Nurhak Kaya’nın kendisiyle yaptığı uzun bir söyleşinin dökümü olan bu kitabı okumuştum. O kitapta şöyle söylüyor:
“Türkiye’de herkes kendini her konuda haklı zannediyor ve asıl yalnızlaşma, haklı olduğumuzu düşünürken zorbalara karşı hiçbir şey yapamamanın çaresizliğini yaşadığımız anda başlıyor. Apartman hayatımız mesela: Komşunuz bir sorun çıktığında kendini tek haklı olarak görüyor ve üzerinizde zorbaca bir hâkimiyet kurmaya çalışıyor. Bu yüzden çözüm bulmak bir yana, kavga etmeden sorunları konuşmak bile imkânsızlaşıyor. Gürültüden rahatsız olup uyardığınızda, “Sana ne!” cevabıyla karşılaşıyorsunuz. Yaşadığınız apartmanda ortak bir mülk varsa, bir zorba siz ses çıkarana kadar ortak mülkün tamamını işgal etmeye çalışıyor. Bu da ses çıkarırsanız tatsızlığa, sessiz kalırsanız da pişmanlığa dönüşerek hayatınızı yaşanmaz kılıyor. Herkesi olduğu gibi kabul etmeye çalışmak da bir çözüm değil: Bu ancak sözgelimi bir Budist’seniz mümkün olabilir.
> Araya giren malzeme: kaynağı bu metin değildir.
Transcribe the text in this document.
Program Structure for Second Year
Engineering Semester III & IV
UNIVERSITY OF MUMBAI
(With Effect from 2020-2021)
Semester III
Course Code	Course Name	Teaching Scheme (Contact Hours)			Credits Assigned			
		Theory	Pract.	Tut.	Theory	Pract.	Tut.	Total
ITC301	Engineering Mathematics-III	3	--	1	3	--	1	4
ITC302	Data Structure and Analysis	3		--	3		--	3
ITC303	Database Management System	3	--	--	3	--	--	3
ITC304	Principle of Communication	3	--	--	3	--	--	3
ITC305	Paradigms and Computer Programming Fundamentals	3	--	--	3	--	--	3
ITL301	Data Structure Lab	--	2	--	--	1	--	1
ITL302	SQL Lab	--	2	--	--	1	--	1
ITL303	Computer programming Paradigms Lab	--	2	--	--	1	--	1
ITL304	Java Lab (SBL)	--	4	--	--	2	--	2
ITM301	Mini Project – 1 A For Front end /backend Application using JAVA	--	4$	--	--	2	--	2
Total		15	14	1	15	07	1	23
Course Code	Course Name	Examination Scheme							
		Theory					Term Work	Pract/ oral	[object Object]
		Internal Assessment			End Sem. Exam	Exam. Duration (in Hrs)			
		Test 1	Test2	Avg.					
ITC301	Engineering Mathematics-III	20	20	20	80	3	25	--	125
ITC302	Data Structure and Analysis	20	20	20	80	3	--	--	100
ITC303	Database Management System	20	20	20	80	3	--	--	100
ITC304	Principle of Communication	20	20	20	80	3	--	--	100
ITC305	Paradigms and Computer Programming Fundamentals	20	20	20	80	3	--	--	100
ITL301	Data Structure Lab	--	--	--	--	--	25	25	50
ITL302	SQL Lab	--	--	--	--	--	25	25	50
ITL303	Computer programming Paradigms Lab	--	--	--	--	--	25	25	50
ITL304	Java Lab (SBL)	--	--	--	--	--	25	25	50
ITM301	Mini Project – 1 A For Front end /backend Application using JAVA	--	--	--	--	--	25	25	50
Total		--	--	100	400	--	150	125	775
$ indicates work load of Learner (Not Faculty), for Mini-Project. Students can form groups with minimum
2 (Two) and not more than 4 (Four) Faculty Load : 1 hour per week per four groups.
Aksi takdirde günden güne öfke biriktirir, biriken öfkenizi de farkında olmadan yakınlarınızdan çıkarmaya başlarsınız.”
Bu satırları ve kitapta yer alan daha fazlasını okuyunca Vedat Milor’un tepkisini daha iyi anlıyorsunuz. Dahası, böyle bir tepkinin geleceğinden hiç çekinmeden bu videoyu yüklemesi de ayrı bir anlam kazanıyor.
Yukarıda da dediğim gibi daha fazla örnek teşhir olmalı ki böyle şeyleri daha fazla tartışalım.